Open evan-forbes opened 1 year ago
Quicksync considerably improves the time it takes to re-sync nodes to the current block. We achieve this by creating various compressed archives that we deliver from high-performance services. The service is crucial for validators and other service providers who require fast deployments or quick recovery of existing services.
With fast sync a node is downloading all of the data of an application from genesis and verifying it. With state sync your node will download data related to the head or near the head of the chain and verify the data. This leads to drastically shorter times for joining a network.
halt-height
to stop node at a particular height
Other cosmos networks have occasionally had to rely on quick sync instead of state sync. Quick sync has also been used as an extremely crude form of service discovery for downloading an archive of some sort (block data or state snapshots).
Ideally, service providers could serve each type of archive node and they could be combined later if need be.
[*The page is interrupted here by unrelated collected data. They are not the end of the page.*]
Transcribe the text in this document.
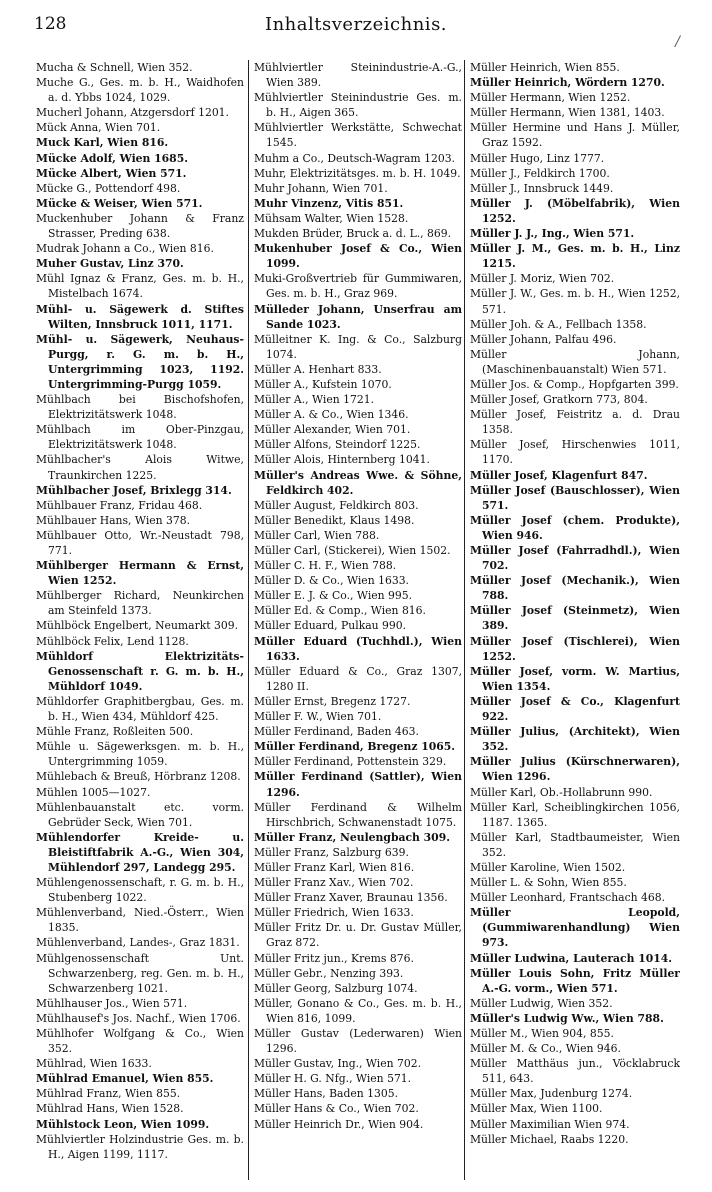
128	Inhaltsverzeichnis.
/

Mucha & Schnell, Wien 352.

Muche G., Ges. m. b. H., Waidhofen a. d. Ybbs 1024, 1029.

Mucherl Johann, Atzgersdorf 1201.

Mück Anna, Wien 701.

Muck Karl, Wien 816.

Mücke Adolf, Wien 1685.

Mücke Albert, Wien 571.

Mücke G., Pottendorf 498.

Mücke & Weiser, Wien 571.

Muckenhuber Johann & Franz Strasser, Preding 638.

Mudrak Johann a Co., Wien 816.

Muher Gustav, Linz 370.

Mühl Ignaz & Franz, Ges. m. b. H., Mistelbach 1674.

Mühl- u. Sägewerk d. Stiftes Wilten, Innsbruck 1011, 1171.

Mühl- u. Sägewerk, Neuhaus-Purgg, r. G. m. b. H., Untergrimming 1023, 1192. Untergrimming-Purgg 1059.

Mühlbach bei Bischofshofen, Elektrizitätswerk 1048.

Mühlbach im Ober-Pinzgau, Elektrizitätswerk 1048.

Mühlbacher's Alois Witwe, Traunkirchen 1225.

Mühlbacher Josef, Brixlegg 314.

Mühlbauer Franz, Fridau 468.

Mühlbauer Hans, Wien 378.

Mühlbauer Otto, Wr.-Neustadt 798, 771.

Mühlberger Hermann & Ernst, Wien 1252.

Mühlberger Richard, Neunkirchen am Steinfeld 1373.

Mühlböck Engelbert, Neumarkt 309.

Mühlböck Felix, Lend 1128.

Mühldorf Elektrizitäts-Genossenschaft r. G. m. b. H., Mühldorf 1049.

Mühldorfer Graphitbergbau, Ges. m. b. H., Wien 434, Mühldorf 425.

Mühle Franz, Roßleiten 500.

Mühle u. Sägewerksgen. m. b. H., Untergrimming 1059.

Mühlebach & Breuß, Hörbranz 1208.

Mühlen 1005—1027.

Mühlenbauanstalt etc. vorm. Gebrüder Seck, Wien 701.

Mühlendorfer Kreide- u. Bleistiftfabrik A.-G., Wien 304, Mühlendorf 297, Landegg 295.

Mühlengenossenschaft, r. G. m. b. H., Stubenberg 1022.

Mühlenverband, Nied.-Österr., Wien 1835.

Mühlenverband, Landes-, Graz 1831.

Mühlgenossenschaft Unt. Schwarzenberg, reg. Gen. m. b. H., Schwarzenberg 1021.

Mühlhauser Jos., Wien 571.

Mühlhausef's Jos. Nachf., Wien 1706.

Mühlhofer Wolfgang & Co., Wien 352.

Mühlrad, Wien 1633.

Mühlrad Emanuel, Wien 855.

Mühlrad Franz, Wien 855.

Mühlrad Hans, Wien 1528.

Mühlstock Leon, Wien 1099.

Mühlviertler Holzindustrie Ges. m. b. H., Aigen 1199, 1117.

Mühlviertler Steinindustrie-A.-G., Wien 389.

Mühlviertler Steinindustrie Ges. m. b. H., Aigen 365.

Mühlviertler Werkstätte, Schwechat 1545.

Muhm a Co., Deutsch-Wagram 1203.

Muhr, Elektrizitätsges. m. b. H. 1049.

Muhr Johann, Wien 701.

Muhr Vinzenz, Vitis 851.

Mühsam Walter, Wien 1528.

Mukden Brüder, Bruck a. d. L., 869.

Mukenhuber Josef & Co., Wien 1099.

Muki-Großvertrieb für Gummiwaren, Ges. m. b. H., Graz 969.

Mülleder Johann, Unserfrau am Sande 1023.

Mülleitner K. Ing. & Co., Salzburg 1074.

Müller A. Henhart 833.

Müller A., Kufstein 1070.

Müller A., Wien 1721.

Müller A. & Co., Wien 1346.

Müller Alexander, Wien 701.

Müller Alfons, Steindorf 1225.

Müller Alois, Hinternberg 1041.

Müller's Andreas Wwe. & Söhne, Feldkirch 402.

Müller August, Feldkirch 803.

Müller Benedikt, Klaus 1498.

Müller Carl, Wien 788.

Müller Carl, (Stickerei), Wien 1502.

Müller C. H. F., Wien 788.

Müller D. & Co., Wien 1633.

Müller E. J. & Co., Wien 995.

Müller Ed. & Comp., Wien 816.

Müller Eduard, Pulkau 990.

Müller Eduard (Tuchhdl.), Wien 1633.

Müller Eduard & Co., Graz 1307, 1280 II.

Müller Ernst, Bregenz 1727.

Müller F. W., Wien 701.

Müller Ferdinand, Baden 463.

Müller Ferdinand, Bregenz 1065.

Müller Ferdinand, Pottenstein 329.

Müller Ferdinand (Sattler), Wien 1296.

Müller Ferdinand & Wilhelm Hirschbrich, Schwanenstadt 1075.

Müller Franz, Neulengbach 309.

Müller Franz, Salzburg 639.

Müller Franz Karl, Wien 816.

Müller Franz Xav., Wien 702.

Müller Franz Xaver, Braunau 1356.

Müller Friedrich, Wien 1633.

Müller Fritz Dr. u. Dr. Gustav Müller, Graz 872.

Müller Fritz jun., Krems 876.

Müller Gebr., Nenzing 393.

Müller Georg, Salzburg 1074.

Müller, Gonano & Co., Ges. m. b. H., Wien 816, 1099.

Müller Gustav (Lederwaren) Wien 1296.

Müller Gustav, Ing., Wien 702.

Müller H. G. Nfg., Wien 571.

Müller Hans, Baden 1305.

Müller Hans & Co., Wien 702.

Müller Heinrich Dr., Wien 904.

Müller Heinrich, Wien 855.

Müller Heinrich, Wördern 1270.

Müller Hermann, Wien 1252.

Müller Hermann, Wien 1381, 1403.

Müller Hermine und Hans J. Müller, Graz 1592.

Müller Hugo, Linz 1777.

Müller J., Feldkirch 1700.

Müller J., Innsbruck 1449.

Müller J. (Möbelfabrik), Wien 1252.

Müller J. J., Ing., Wien 571.

Müller J. M., Ges. m. b. H., Linz 1215.

Müller J. Moriz, Wien 702.

Müller J. W., Ges. m. b. H., Wien 1252, 571.

Müller Joh. & A., Fellbach 1358.

Müller Johann, Palfau 496.

Müller Johann, (Maschinenbauanstalt) Wien 571.

Müller Jos. & Comp., Hopfgarten 399.

Müller Josef, Gratkorn 773, 804.

Müller Josef, Feistritz a. d. Drau 1358.

Müller Josef, Hirschenwies 1011, 1170.

Müller Josef, Klagenfurt 847.

Müller Josef (Bauschlosser), Wien 571.

Müller Josef (chem. Produkte), Wien 946.

Müller Josef (Fahrradhdl.), Wien 702.

Müller Josef (Mechanik.), Wien 788.

Müller Josef (Steinmetz), Wien 389.

Müller Josef (Tischlerei), Wien 1252.

Müller Josef, vorm. W. Martius, Wien 1354.

Müller Josef & Co., Klagenfurt 922.

Müller Julius, (Architekt), Wien 352.

Müller Julius (Kürschnerwaren), Wien 1296.

Müller Karl, Ob.-Hollabrunn 990.

Müller Karl, Scheiblingkirchen 1056, 1187. 1365.

Müller Karl, Stadtbaumeister, Wien 352.

Müller Karoline, Wien 1502.

Müller L. & Sohn, Wien 855.

Müller Leonhard, Frantschach 468.

Müller Leopold, (Gummiwarenhandlung) Wien 973.

Müller Ludwina, Lauterach 1014.

Müller Louis Sohn, Fritz Müller A.-G. vorm., Wien 571.

Müller Ludwig, Wien 352.

Müller's Ludwig Ww., Wien 788.

Müller M., Wien 904, 855.

Müller M. & Co., Wien 946.

Müller Matthäus jun., Vöcklabruck 511, 643.

Müller Max, Judenburg 1274.

Müller Max, Wien 1100.

Müller Maximilian Wien 974.

Müller Michael, Raabs 1220.
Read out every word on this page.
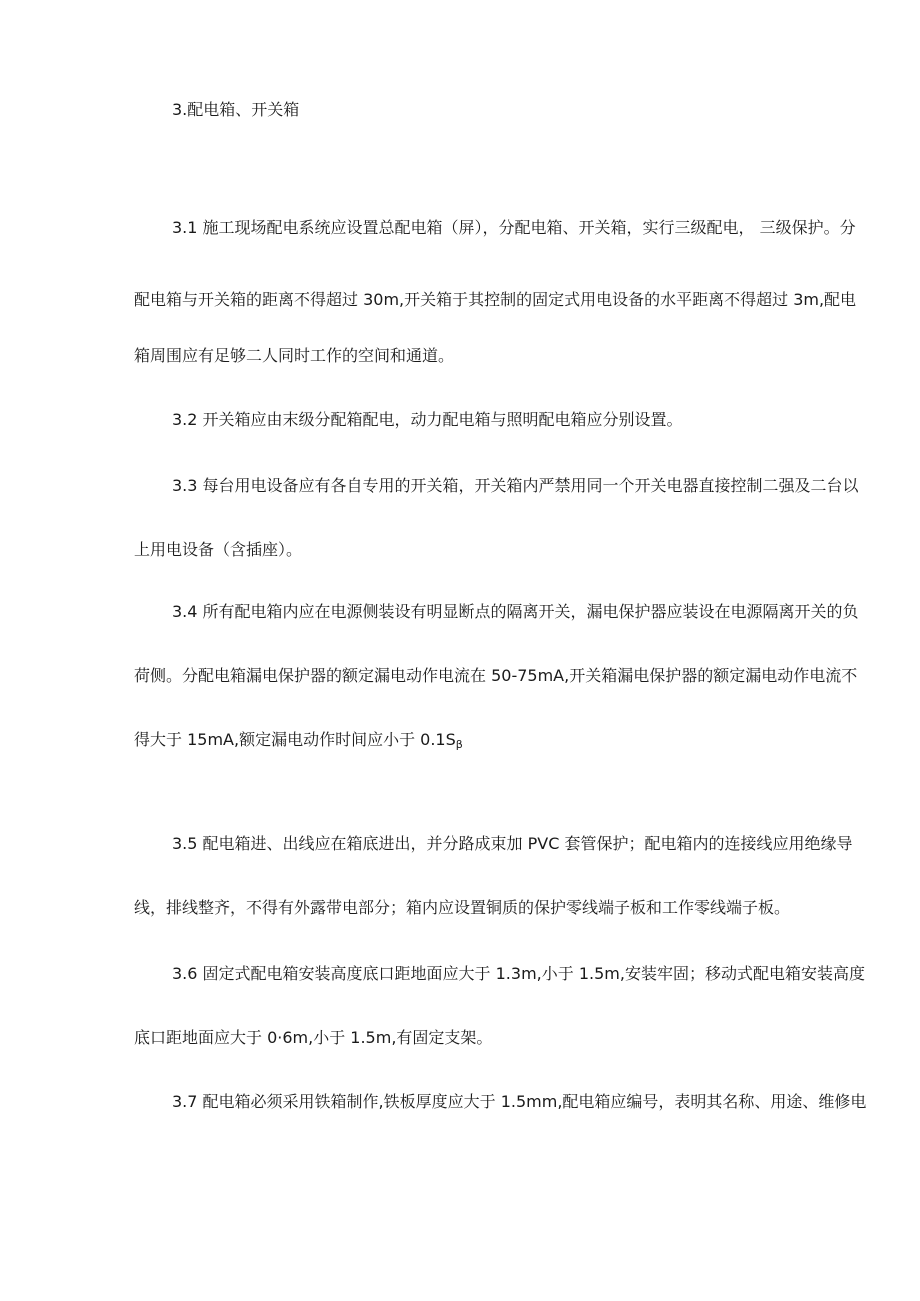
3.配电箱、开关箱
3.1 施工现场配电系统应设置总配电箱（屏），分配电箱、开关箱，实行三级配电， 三级保护。分
配电箱与开关箱的距离不得超过 30m,开关箱于其控制的固定式用电设备的水平距离不得超过 3m,配电
箱周围应有足够二人同时工作的空间和通道。
3.2 开关箱应由末级分配箱配电，动力配电箱与照明配电箱应分别设置。
3.3 每台用电设备应有各自专用的开关箱，开关箱内严禁用同一个开关电器直接控制二强及二台以
上用电设备（含插座）。
3.4 所有配电箱内应在电源侧装设有明显断点的隔离开关，漏电保护器应装设在电源隔离开关的负
荷侧。分配电箱漏电保护器的额定漏电动作电流在 50-75mA,开关箱漏电保护器的额定漏电动作电流不
得大于 15mA,额定漏电动作时间应小于 $0.1S_\beta$
3.5 配电箱进、出线应在箱底进出，并分路成束加 PVC 套管保护；配电箱内的连接线应用绝缘导
线，排线整齐，不得有外露带电部分；箱内应设置铜质的保护零线端子板和工作零线端子板。
3.6 固定式配电箱安装高度底口距地面应大于 1.3m,小于 1.5m,安装牢固；移动式配电箱安装高度
底口距地面应大于 0·6m,小于 1.5m,有固定支架。
3.7 配电箱必须采用铁箱制作,铁板厚度应大于 1.5mm,配电箱应编号，表明其名称、用途、维修电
This would prevent the service provider from having to serve three types of archive nodes. This should in theory be possible, but we first need to try to 100% certain.
To close this issue we should spin up block data archive node and a state snapshot archive node and halt them at some identical height. Then try to add the relevant portions of the data directory to a different node, creating a frankenstein mega-archive node
Note that when we try to combine archive state snapshot nodes, the configuration in app.toml is very important. For block data nodes this should in theory be very simple, and block data could be added to any node type with little configuration.